The Progressive Era of the late 19th and early 20th centuries brought reforms in the political arena and in working conditions for Maryland's labor force. In a series of laws passed between 1892 and 1908, reformers worked for standard state-issued ballots (rather than those distributed and pre-marked by the parties); obtained closed voting booths to prevent party workers from "assisting" voters; initiated primary elections to keep party bosses from selecting candidates; and had candidates listed without party symbols, which discouraged the illiterate from participating.

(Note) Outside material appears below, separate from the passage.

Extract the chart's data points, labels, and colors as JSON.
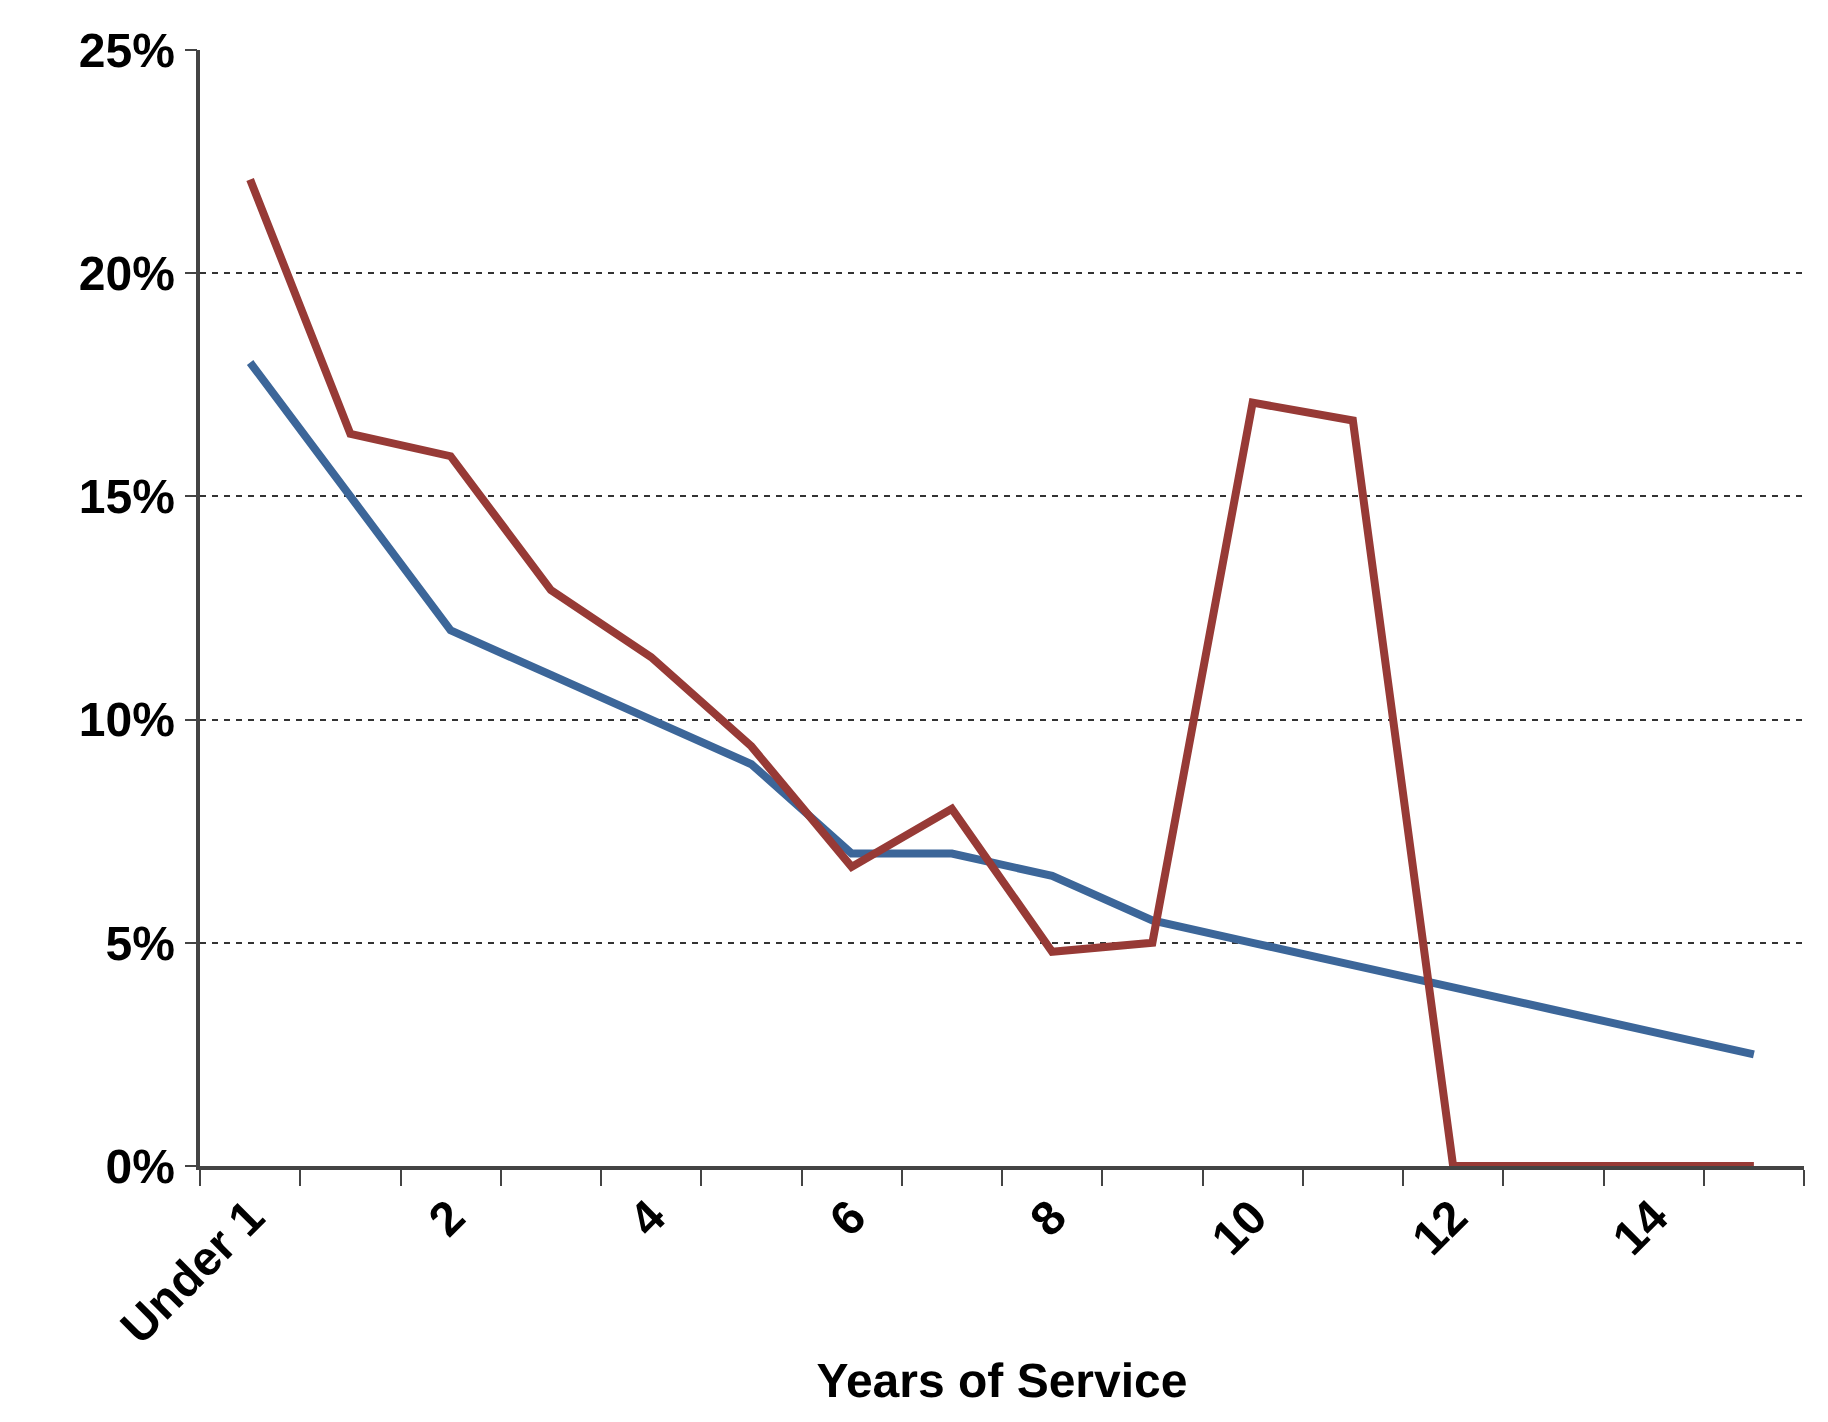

These measures also had the practical effect of working against ill-educated whites and blacks, indirectly disfranchising them. Blacks resisted such efforts, with suffrage groups conducting voter education to teach people how to deal with the new rules. As noted above, in the early 20th century, blacks defeated three efforts by white Democrats to disfranchise them, making alliances with immigrants to do so and finding numerous ways to resist various Democratic campaigns.

Following World War II, Maryland experienced growth in the suburbs, particularly in the region surrounding Baltimore and Washington, D.C. Agricultural tracts gave way to residential communities such as Columbia and Montgomery Village. Concurrently the Interstate Highway System was built throughout the state, most notably I-95 and the Capital Beltway, permanently altering the landscape and travel patterns. In 1952, the eastern and western halves of Maryland were linked for the first time by the long Chesapeake Bay Bridge, which replaced a nearby ferry service.[60] This bridge (and its later, parallel span) increased tourist traffic to Ocean City on the Atlantic Coast, which had a building boom. Soon after, the Baltimore Harbor Tunnel allowed long-distance interstate motorists to bypass downtown Baltimore, while the earlier Harry W. Nice Memorial Bridge allowed them to bypass Washington, D.C.

In a pattern similar to that of other U.S. cities, heavy manufacturing declined in Baltimore after the war, beginning in the 1950s, with far-reaching, adverse effects for working-class families. Family farms were bought up by major concerns and large-scale, mechanized poultry farms became prevalent on the lower Eastern Shore, along with irrigated vegetable farming. In Southern Maryland, tobacco farming had nearly vanished by the end of the 20th century, due to suburban housing development and a state tobacco incentive buy-out program. Industrial, railroad, and coal mining jobs in the four westernmost counties declined.

Beginning in the 1960s with Charles Center and the Baltimore World Trade Center, the city of Baltimore initiated urban renewal projects. Some resulted in the break-up of intact residential neighborhoods, producing social volatility. In 1980, the opening of Harborplace and the Baltimore Aquarium made the city a significant tourist destination. The popular Camden Yards baseball stadium opened in 1992 in the downtown area. Some residential areas of older housing around the harbor, such as Fells Point and Federal Hill, have had units renovated and have become popular with new populations. The loss of working-class industrial meant that other parts of the city suffered depopulation.

At the end of the century, Maryland joined with neighboring states to improve the health of the Chesapeake Bay. The bay's aquatic life and seafood industry have been threatened by suburban and waterfront residential development, as well as by fertilizer and livestock waste entering the bay in stormwater runoff, especially from the upper Susquehanna River in Pennsylvania.